U.S. companies wrote down the value of their auction-rate securities by $1.85 billion in the first quarter as the market plunged, but disclosures about their exposure varied widely, according to a study released on Wednesday.

More write-downs are expected during the second quarter, said the study of 395 corporate auction rate holders from securities valuation firm Pluris Valuation Advisors LLC.

Auction-rate securities are long-term securities whose rates are reset at periodic short-term auctions.

Pressed by the credit crunch, the $330 billion auction rate market began freezing in late January, leaving many investors holding illiquid notes they had expected to behave more like cash. Auction-rate securities had been particularly popular with corporate holders, leaving hundreds of companies exposed.

The study showed that about 53 percent of the companies continued to account for the securities at their full "par value." The other 47 percent booked impairment charges.

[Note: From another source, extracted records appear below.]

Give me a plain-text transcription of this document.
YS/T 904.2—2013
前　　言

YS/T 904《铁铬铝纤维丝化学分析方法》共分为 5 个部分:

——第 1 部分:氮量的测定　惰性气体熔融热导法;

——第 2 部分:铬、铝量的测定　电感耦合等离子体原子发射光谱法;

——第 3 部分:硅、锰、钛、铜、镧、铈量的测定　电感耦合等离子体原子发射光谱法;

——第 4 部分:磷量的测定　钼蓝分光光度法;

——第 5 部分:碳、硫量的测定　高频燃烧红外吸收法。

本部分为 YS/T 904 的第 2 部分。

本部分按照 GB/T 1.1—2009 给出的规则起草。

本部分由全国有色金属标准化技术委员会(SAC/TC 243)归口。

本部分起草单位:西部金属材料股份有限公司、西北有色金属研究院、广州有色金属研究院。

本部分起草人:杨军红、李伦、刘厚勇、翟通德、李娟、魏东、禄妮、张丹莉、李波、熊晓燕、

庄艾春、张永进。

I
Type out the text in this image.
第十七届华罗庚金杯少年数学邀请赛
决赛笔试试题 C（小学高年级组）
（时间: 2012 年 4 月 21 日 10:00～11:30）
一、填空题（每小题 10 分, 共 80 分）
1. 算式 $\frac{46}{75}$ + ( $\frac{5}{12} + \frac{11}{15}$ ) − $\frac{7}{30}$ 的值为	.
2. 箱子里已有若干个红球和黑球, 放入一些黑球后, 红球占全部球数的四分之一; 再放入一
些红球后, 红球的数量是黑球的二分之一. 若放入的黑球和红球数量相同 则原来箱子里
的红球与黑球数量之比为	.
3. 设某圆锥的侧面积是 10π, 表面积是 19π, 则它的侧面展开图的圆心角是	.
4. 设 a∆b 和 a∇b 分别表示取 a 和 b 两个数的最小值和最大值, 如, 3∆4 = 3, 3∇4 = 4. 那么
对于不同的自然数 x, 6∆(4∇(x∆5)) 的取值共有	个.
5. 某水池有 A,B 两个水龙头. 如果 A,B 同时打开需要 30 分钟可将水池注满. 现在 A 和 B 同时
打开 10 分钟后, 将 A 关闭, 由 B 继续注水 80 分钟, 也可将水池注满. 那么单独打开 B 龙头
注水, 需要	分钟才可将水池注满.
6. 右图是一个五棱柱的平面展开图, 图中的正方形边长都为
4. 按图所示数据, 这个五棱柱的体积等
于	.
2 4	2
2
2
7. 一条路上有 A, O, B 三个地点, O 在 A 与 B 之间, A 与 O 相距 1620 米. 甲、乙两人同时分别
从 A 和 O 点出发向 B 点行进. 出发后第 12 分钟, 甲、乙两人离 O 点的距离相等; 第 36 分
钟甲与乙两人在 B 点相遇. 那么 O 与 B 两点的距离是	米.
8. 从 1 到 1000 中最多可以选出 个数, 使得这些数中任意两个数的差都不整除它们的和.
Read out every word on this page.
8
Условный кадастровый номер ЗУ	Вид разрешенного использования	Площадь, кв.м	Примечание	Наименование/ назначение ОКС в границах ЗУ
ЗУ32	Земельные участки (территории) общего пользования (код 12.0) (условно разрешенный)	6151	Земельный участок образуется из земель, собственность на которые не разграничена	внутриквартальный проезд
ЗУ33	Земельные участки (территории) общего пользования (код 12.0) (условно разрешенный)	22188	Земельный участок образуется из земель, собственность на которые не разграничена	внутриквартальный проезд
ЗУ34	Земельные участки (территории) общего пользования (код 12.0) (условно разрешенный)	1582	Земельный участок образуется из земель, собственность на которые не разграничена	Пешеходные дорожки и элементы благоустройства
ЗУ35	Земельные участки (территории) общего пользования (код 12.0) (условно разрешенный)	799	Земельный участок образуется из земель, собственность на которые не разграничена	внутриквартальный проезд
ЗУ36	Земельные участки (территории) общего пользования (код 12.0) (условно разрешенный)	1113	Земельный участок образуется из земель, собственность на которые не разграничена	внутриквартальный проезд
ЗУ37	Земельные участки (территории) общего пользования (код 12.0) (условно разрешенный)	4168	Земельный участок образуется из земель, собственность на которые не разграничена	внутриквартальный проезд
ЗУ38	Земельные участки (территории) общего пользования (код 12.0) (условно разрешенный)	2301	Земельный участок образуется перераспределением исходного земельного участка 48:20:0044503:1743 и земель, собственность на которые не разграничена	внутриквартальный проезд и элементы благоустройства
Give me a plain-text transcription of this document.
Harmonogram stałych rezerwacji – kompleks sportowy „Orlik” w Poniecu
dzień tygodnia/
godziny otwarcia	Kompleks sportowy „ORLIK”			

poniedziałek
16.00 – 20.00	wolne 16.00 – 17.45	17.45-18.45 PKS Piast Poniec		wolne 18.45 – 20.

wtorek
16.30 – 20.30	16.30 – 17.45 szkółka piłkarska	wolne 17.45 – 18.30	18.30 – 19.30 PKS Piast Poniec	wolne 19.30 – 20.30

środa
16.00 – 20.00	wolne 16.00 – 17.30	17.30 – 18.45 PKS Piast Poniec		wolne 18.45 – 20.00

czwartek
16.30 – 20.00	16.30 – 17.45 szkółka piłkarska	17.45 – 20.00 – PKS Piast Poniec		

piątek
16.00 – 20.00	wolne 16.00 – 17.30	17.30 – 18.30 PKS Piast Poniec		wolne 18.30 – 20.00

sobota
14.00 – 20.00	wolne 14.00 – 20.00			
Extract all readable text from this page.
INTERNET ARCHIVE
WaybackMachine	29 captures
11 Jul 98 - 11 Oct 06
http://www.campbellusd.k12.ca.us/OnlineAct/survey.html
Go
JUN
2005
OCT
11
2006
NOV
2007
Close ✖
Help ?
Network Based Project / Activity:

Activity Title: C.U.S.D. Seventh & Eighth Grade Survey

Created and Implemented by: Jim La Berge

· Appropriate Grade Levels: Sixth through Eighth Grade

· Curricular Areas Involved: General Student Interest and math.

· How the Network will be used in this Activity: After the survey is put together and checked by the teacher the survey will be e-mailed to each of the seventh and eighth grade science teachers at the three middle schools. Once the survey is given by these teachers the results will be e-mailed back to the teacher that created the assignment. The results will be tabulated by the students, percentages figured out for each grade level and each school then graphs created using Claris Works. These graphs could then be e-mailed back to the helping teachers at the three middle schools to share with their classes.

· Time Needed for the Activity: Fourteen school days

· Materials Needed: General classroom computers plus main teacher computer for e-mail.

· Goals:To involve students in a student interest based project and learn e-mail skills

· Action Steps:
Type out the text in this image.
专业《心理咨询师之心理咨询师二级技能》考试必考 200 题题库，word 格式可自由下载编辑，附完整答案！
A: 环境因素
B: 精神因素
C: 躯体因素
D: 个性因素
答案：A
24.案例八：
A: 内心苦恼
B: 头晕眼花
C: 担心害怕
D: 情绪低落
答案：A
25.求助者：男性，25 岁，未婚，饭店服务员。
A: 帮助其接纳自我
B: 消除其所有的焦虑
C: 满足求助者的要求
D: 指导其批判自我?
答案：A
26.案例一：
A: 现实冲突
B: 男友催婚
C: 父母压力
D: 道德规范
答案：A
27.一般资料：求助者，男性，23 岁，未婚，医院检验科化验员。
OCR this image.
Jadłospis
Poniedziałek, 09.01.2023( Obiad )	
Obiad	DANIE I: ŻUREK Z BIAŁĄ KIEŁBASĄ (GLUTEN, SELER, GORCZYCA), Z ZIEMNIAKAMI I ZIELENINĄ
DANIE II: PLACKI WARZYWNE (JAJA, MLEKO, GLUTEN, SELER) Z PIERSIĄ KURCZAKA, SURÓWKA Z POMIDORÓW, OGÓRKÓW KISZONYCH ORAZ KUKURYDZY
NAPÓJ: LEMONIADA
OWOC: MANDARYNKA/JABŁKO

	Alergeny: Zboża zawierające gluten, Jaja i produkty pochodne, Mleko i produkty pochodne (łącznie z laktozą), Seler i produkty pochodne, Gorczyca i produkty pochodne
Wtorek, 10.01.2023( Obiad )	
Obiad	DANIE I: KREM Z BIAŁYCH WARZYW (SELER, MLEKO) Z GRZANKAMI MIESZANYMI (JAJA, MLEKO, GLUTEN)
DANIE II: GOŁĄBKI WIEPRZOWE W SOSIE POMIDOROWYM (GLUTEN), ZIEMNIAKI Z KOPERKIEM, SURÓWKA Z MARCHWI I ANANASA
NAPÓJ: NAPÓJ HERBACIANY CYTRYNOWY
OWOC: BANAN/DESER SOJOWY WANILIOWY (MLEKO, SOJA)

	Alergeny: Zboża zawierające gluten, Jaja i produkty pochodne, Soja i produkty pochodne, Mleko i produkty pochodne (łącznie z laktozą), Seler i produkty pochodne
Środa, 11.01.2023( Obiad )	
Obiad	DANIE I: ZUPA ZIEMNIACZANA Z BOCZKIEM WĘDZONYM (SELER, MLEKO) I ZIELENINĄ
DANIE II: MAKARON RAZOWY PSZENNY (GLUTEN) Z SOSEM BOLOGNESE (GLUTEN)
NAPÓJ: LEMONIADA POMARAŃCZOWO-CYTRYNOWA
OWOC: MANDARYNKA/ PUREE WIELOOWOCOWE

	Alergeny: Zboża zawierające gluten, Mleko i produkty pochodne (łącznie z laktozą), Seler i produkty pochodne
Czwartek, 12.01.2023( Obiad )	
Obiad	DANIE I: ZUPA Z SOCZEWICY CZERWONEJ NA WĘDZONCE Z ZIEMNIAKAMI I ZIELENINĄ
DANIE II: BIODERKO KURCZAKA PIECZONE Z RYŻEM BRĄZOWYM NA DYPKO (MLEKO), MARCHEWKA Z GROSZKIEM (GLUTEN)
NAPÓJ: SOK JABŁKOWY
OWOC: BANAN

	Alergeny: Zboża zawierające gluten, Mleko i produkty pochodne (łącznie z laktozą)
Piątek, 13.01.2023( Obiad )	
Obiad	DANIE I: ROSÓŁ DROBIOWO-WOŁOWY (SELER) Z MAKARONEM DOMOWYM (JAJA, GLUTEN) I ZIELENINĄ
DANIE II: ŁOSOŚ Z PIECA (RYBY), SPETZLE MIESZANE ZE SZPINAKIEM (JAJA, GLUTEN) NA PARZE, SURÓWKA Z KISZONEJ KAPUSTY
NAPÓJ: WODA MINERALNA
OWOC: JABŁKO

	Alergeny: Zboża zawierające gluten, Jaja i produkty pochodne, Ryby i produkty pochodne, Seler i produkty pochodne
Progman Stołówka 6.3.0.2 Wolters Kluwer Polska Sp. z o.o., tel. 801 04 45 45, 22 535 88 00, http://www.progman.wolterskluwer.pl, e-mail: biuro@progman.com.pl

"When auctions are failing because of a lack of demand for an asset, the logical conclusion is that some discount from par value is in order," Pluris President Espen Robak said in a statement. "However, it is not unusual for companies to take some time to analyze the issue and its impact on values."

Pluris said some companies may be uncertain about what constitutes a reasonable impairment, and that some auction-rate securities were more troubled than others. The write-downs, it said, varied from 98 percent of the value of the auction rates, to nothing.

According to the study, the largest discounts were taken by 90 companies where auction rates accounted for more than half of their cash holdings.